You can specify a range of characters by using a hyphen. Used to escape characters that are treated literally within regular expressions or alternatively to unescape special characters Lists the regular expression metacharacter constructs used in the examples in this lesson a more complete, but not exhaustive table with examples is listed at the end of the lesson.
Java regex predefined character classes how to#
Regular expressions are a large topic which you could write an entire book on and people have, but here we will just cover the basics of pattern matching to get a feel for how to use them. Searching through data for specific characters or groups of characters is known as pattern matching and is generally done from the left to the right of the input character sequence. The metacharacters are used to represent concepts such as positioning, quantity and character types. Well as metacharacters which make a pattern we can use to match data.

A regular expressions is a string containing normal characters as (I suspect if Python were re-designed from scratch today, or even way back when raw strings were added, it would go with the error.In this lesson we look at regular expressions ( regex) and how we can use regular expression patterns for matching data. In general, Perl went with maximal compatibility with C (and Java with C++) as a high priority in many areas, where Python put more priority on what made more intuitive sense to a programming teacher. If you're wondering why Python made a different design choice for unknown escapes from Perl and Java… As far as I know, that's not covered in the official Design FAQ and hasn't been directly addressed by Guido. The right thing to do is to escape your backslashes, or use the appropriate raw-string or regex-literal syntax for your language.
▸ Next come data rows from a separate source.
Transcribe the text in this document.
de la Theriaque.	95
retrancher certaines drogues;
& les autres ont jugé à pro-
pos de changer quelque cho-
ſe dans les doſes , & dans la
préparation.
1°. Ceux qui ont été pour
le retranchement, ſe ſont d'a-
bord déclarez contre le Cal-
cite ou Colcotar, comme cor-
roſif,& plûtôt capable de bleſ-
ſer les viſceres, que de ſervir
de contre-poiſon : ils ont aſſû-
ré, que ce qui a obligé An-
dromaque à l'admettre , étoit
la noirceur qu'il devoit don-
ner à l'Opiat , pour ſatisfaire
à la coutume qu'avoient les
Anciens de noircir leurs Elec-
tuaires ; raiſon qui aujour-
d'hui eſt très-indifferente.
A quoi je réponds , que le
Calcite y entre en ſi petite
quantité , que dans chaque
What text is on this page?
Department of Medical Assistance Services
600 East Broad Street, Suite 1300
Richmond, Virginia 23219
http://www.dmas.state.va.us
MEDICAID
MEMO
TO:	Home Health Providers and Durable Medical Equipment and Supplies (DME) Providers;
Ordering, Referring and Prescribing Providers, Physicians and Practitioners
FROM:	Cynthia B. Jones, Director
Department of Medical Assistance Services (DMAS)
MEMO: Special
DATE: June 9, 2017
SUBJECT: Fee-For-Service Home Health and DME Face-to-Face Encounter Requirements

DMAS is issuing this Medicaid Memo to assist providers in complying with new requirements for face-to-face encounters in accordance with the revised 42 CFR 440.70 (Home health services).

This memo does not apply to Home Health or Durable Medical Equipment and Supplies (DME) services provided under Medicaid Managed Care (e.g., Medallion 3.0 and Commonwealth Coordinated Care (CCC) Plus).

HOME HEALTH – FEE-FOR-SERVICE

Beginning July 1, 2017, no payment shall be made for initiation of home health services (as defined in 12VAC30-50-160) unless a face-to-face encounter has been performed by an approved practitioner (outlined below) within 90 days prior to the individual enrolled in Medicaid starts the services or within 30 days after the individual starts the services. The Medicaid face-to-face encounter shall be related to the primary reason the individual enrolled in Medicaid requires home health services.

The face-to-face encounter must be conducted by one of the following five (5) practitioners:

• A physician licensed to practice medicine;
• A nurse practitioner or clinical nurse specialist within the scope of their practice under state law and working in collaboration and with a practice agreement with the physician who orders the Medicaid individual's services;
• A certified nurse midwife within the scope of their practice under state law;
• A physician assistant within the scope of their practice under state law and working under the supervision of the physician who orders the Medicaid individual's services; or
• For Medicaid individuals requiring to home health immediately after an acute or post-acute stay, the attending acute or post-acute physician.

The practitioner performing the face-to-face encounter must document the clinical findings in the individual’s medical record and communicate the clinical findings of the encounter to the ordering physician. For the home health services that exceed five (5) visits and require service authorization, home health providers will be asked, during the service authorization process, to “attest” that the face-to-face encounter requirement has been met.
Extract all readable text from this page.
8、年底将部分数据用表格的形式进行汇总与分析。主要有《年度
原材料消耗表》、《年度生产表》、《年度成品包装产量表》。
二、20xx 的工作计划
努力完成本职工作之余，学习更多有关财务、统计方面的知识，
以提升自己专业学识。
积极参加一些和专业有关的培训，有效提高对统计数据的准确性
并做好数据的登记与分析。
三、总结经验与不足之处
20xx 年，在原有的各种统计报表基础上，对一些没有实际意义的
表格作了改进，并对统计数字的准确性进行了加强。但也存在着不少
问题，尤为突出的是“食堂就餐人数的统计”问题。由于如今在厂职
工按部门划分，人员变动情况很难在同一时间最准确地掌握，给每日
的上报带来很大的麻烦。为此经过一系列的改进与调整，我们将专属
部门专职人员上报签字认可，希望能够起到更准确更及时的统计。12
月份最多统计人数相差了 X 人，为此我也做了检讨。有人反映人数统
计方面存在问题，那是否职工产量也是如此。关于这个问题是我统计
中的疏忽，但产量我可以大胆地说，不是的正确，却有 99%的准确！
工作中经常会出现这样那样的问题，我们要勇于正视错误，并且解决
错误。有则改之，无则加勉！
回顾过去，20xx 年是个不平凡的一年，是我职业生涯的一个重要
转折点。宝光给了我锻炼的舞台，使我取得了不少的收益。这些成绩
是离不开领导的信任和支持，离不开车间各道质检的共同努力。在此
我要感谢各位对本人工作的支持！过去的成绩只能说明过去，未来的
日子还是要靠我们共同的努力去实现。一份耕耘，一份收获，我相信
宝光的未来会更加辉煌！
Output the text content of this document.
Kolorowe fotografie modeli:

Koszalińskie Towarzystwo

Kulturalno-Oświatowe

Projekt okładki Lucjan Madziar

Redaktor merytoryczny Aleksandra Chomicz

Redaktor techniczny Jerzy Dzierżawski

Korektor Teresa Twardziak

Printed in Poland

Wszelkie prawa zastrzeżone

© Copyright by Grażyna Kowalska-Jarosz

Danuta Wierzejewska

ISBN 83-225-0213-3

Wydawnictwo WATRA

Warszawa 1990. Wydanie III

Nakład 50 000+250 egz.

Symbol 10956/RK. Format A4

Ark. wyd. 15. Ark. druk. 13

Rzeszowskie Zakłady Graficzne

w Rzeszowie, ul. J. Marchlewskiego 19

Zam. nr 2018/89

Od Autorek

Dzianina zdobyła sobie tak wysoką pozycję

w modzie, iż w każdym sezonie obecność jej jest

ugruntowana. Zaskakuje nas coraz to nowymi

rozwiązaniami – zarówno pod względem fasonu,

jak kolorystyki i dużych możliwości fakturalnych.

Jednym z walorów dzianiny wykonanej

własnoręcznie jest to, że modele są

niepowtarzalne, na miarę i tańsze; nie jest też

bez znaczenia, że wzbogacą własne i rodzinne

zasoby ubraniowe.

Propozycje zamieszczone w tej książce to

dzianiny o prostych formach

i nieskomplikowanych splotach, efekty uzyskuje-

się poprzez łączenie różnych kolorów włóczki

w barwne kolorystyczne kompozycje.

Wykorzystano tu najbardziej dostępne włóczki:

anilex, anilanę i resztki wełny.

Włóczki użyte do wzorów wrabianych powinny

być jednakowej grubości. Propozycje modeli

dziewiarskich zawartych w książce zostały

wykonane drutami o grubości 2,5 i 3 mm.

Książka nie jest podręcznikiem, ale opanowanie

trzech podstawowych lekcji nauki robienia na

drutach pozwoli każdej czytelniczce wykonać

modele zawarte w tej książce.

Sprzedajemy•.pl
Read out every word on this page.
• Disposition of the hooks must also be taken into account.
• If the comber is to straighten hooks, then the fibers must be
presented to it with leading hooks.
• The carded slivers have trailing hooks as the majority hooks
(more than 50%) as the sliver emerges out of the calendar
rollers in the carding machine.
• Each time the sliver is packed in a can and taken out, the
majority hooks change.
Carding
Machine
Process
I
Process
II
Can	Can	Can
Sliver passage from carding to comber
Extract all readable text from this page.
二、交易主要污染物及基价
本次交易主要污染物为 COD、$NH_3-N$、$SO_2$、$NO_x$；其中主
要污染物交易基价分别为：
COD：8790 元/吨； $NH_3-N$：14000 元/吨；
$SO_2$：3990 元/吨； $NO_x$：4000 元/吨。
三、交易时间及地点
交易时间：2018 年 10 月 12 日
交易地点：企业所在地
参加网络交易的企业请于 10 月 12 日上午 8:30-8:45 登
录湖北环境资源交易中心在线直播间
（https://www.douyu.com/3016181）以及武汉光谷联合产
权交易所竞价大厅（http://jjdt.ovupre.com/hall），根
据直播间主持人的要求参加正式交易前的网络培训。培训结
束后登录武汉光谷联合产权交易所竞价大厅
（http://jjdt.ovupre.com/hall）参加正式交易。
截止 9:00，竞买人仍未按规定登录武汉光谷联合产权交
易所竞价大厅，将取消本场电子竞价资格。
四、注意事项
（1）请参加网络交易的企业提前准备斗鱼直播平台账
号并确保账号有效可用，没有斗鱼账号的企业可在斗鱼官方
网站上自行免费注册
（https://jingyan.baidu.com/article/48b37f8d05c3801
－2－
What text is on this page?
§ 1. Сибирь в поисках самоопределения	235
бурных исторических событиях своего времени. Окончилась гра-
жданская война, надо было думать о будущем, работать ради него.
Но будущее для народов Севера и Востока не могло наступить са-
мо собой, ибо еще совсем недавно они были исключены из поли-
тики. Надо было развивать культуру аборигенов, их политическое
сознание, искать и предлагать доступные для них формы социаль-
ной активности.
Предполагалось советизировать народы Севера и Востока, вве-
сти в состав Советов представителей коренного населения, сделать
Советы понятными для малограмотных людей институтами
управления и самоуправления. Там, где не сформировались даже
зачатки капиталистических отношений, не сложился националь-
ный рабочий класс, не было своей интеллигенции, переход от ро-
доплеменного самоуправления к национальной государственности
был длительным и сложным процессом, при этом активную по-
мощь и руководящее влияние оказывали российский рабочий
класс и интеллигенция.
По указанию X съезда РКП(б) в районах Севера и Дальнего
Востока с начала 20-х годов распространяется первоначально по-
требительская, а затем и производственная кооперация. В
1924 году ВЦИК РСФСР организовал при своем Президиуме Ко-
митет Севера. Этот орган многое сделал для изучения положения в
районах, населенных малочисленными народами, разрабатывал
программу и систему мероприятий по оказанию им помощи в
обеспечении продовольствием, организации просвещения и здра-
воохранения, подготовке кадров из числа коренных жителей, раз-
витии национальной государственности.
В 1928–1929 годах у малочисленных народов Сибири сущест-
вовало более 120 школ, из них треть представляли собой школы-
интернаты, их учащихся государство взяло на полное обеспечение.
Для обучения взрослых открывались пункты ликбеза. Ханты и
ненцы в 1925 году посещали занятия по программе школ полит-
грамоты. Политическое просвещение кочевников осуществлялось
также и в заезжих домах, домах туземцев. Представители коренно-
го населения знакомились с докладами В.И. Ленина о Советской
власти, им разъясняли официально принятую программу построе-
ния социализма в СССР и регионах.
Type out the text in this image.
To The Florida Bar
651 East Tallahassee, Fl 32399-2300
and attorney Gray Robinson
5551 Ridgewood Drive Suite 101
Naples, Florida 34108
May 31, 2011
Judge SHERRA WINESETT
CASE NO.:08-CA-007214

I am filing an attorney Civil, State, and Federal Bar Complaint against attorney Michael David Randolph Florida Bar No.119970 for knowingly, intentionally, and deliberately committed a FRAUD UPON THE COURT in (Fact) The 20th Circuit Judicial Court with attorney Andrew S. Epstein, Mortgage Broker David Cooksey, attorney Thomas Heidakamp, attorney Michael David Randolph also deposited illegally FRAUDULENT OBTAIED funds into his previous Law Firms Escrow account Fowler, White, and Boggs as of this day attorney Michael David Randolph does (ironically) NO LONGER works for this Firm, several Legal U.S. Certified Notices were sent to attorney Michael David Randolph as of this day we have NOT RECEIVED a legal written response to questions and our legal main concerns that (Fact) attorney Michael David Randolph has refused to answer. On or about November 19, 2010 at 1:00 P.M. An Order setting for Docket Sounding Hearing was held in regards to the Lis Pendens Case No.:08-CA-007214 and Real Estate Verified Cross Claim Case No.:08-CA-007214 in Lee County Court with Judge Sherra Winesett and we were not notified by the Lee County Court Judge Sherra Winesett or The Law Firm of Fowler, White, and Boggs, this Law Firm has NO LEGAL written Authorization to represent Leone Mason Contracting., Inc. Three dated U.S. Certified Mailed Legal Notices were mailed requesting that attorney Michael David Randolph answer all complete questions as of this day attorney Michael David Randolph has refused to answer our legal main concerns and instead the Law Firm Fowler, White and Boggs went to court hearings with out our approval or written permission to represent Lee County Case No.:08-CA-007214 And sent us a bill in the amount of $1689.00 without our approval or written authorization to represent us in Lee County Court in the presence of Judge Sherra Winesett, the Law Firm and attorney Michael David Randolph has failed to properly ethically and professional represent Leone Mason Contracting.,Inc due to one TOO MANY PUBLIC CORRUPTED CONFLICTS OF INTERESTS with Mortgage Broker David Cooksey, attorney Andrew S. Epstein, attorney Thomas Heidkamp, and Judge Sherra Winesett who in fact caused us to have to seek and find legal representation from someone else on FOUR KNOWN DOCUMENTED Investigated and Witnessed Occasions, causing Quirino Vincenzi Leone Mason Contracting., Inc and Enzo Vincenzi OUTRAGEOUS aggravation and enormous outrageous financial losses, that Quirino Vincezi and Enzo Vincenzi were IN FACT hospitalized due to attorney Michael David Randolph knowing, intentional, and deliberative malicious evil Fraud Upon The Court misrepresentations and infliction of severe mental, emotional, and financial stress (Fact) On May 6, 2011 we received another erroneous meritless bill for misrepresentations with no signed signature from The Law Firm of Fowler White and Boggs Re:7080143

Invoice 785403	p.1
When I see unescaped "abc\sdef", I think I know, but I may be wrong, and I have to go look it up or try it in the interpreter to find out. Why not? Because, even if you're absolutely sure you've memorized the escape sequences, do you really want to make that a requirement for anyone who wants to read (or maintain) your code? When I see "abc\\sdef" or r"abc\sdef", I immediately know exactly what it means. So, if you have the list of known escapes memorized, you can sometimes get away with not escaping backslashes in Python. ', you don't need '\\s', while in Java and Perl, you need to escape the backslashes for both.Īnd there are languages that make the third choice, treating unknown escape sequences as errors. The only difference is that in Python, unknown escape sequences like '\s' resolve to themselves, while in Java and Perl they resolve to just 's'. This leads to problems in all three languages-and, in fact, for many, many other languages.įor example, all three languages will convert '\\' into a single backslash, '\n' into a newline, etc., before they can get to the regex compiler. Regex also uses C-style backslashes for escapes. Java, Perl, and Python all use C-style backslashes for escapes. So, I assume that there's a good reason for this decision. Besides being a little confusing, it's just messy. Python only requires \ either way, yet Perl and Java mandate \\ when dealing with "".

I'm going to assume that it wasn't arbitrary. Is this a consequence of something else? Or does it in some way simplify some sort of interaction(s) or what have you? Why do both Java and Perl treat escape sequences differently than special regex characters (when they're both encapsulated by ""), yet, python doesn't?Īs in why did the designers make the choice for escape sequences, like \n or \t, to require one backslash, but for predefined character classes, like \s, to require two (while in "")? I looked up Predefined Character Classes(Java), and it simply said: "If you are using an escaped construct within a string literal, you must precede the backslash with another backslash for the string to compile." In Python, one could use either "\s" or '\s'.īoth Java and Perl seem to treat special regex characters encapsulated by "" the same. In Java, this would be valid: String s = "The End" My $subStr = "\s" #Does NOT work, needs to be "\\s" or '\s' In Perl, the following would not be valid: my $sentence = "The End" Perl, like Java and Python, has \s, the special regex character that matches whitespace, in addition to other special characters.